かぶとむし日記

映画、音楽、本の感想を中心に日記を更新しています。

早稲田松竹の2本〜『映画と恋とウディ・アレン』『ブルージャスミン』。


9月29日、月曜日の朝。川越から東武東上線で池袋まで出て、山手線で高田馬場駅、下車。早稲田松竹へ、ウディ・アレン関連の映画2本立て、を見にいく。


少し時間が早かったので、「ドトール」でコーヒーを飲みながら、角田光代著『紙の月』を読む。次々大作を書いてすごいパワーのある作家だなあ、とおもう。


ストーリーのおもしろさにくわえて、テーマの深さもあるし、女性をとらえるユニークな視点と鋭さには、感心するばかり。

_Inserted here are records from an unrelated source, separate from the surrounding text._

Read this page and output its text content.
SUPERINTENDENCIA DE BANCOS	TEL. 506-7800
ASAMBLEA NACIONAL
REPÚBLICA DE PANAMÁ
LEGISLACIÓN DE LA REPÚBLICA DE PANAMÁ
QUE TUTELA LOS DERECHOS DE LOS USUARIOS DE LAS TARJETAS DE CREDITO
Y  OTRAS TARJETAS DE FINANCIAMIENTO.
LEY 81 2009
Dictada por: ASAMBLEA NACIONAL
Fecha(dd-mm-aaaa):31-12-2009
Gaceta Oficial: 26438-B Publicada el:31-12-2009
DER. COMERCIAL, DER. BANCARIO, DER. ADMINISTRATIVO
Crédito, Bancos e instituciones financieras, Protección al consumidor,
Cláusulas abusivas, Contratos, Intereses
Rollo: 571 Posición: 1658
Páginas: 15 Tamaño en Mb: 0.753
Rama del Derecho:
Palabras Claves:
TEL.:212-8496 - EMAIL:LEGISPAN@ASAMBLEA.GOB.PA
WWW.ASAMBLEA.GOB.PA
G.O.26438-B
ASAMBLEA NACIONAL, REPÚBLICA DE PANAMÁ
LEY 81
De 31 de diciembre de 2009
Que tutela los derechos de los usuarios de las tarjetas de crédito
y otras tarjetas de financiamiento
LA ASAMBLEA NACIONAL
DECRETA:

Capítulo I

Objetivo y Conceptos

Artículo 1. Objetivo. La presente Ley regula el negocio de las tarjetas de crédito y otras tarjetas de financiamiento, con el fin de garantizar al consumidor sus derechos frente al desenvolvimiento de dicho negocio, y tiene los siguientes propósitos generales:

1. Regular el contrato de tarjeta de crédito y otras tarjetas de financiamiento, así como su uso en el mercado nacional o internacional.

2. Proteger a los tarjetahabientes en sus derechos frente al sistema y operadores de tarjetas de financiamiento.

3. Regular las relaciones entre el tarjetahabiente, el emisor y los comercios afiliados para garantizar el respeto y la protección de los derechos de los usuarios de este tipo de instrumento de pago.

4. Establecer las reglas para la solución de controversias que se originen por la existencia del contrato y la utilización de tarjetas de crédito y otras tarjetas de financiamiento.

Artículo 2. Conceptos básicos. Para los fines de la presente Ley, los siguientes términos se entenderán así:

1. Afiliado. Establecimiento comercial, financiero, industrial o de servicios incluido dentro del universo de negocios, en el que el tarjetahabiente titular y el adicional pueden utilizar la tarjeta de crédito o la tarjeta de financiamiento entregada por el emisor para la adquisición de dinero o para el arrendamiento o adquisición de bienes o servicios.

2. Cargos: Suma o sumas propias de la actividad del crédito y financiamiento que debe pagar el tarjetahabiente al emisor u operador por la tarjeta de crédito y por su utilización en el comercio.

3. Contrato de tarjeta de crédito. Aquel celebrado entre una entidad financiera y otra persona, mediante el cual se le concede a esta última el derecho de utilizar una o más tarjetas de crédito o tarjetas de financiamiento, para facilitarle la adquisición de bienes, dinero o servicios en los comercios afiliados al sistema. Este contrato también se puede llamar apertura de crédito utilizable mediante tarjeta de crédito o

午前10時20分からロバート・B・ウィード監督『映画と恋とウディ・アレン』(2011年)を見る。



早稲田松竹のチラシには、こう書いてある。

ウディ・アレンのすべてについて教えましょう。これまで超秘密主義だった<生ける伝説>アレンの創作過程と人生を解き明かすドキュメンタリー! 


今だから語れる、撮影秘話やスキャンダルの裏側。アレンを愛してやまない、すべてのセレブリティ出演!


作品を通して以外、ウディ・アレンのことをほとんど知らなかったので、おもしろかった。女優とのロマンスもはじめて知ることばかり。


ギャグ作家として非凡な才能を発揮し、それを足がかりにしてコメディアンとして注目を浴びる。さらには、自ら出演するコメディ映画の監督として成功、挑戦的な彼は、その後シリアスな映画にも挑んで、高い評価を得る。


要するに非凡な才能のひとなんだな、となっとくする。才能あるひとだから、出演する女優たちも次々彼のことを好きになっていくのも、当然か。


知人にウディ・アレンによく似ているひとがいる。以前ひさしぶりにお酒を飲んだとき、「ウディ・アレンの若いときの映画を見たけど、やっぱり似てるね」といったら、「時々いわれるよ」と、本人も認めていた。


ただ、彼が女性からもてている、という話はきかない。



ウディ・アレン監督『ブルージャスミン』(2013年)は、ロードショーで見そびれていた作品。



セレブな生活を満喫していた女性が、夫の詐欺が発覚して、彼女は人生のどん底に落ちる。しかし、悲しいかな、すべてを失ってもこの主人公は、虚栄を求めて生きることしか頭にない。


どこまでいっても虚勢をはり続ける女性の、滑稽さと哀しみを滲ませて演じるケイト・ブランシェットは、やっぱりうまいな。


ボブ・ディランが「ライク・ア・ローリング・ストーン」で、セレブの生活から転落した主人公に、


<むかしは、みんなを笑ってた。でも、いまあんたは、ひとりっぼち。どんな気持ちだい? 誰にも相手にされず、帰る家もないってのは、さ。>(意訳です)


って、歌ったのを思い出す。



帰り、高田馬場の安い定食屋さんで秋刀魚の定食を食べながら、酎ハイ1杯だけを飲んで、アパートへ帰る。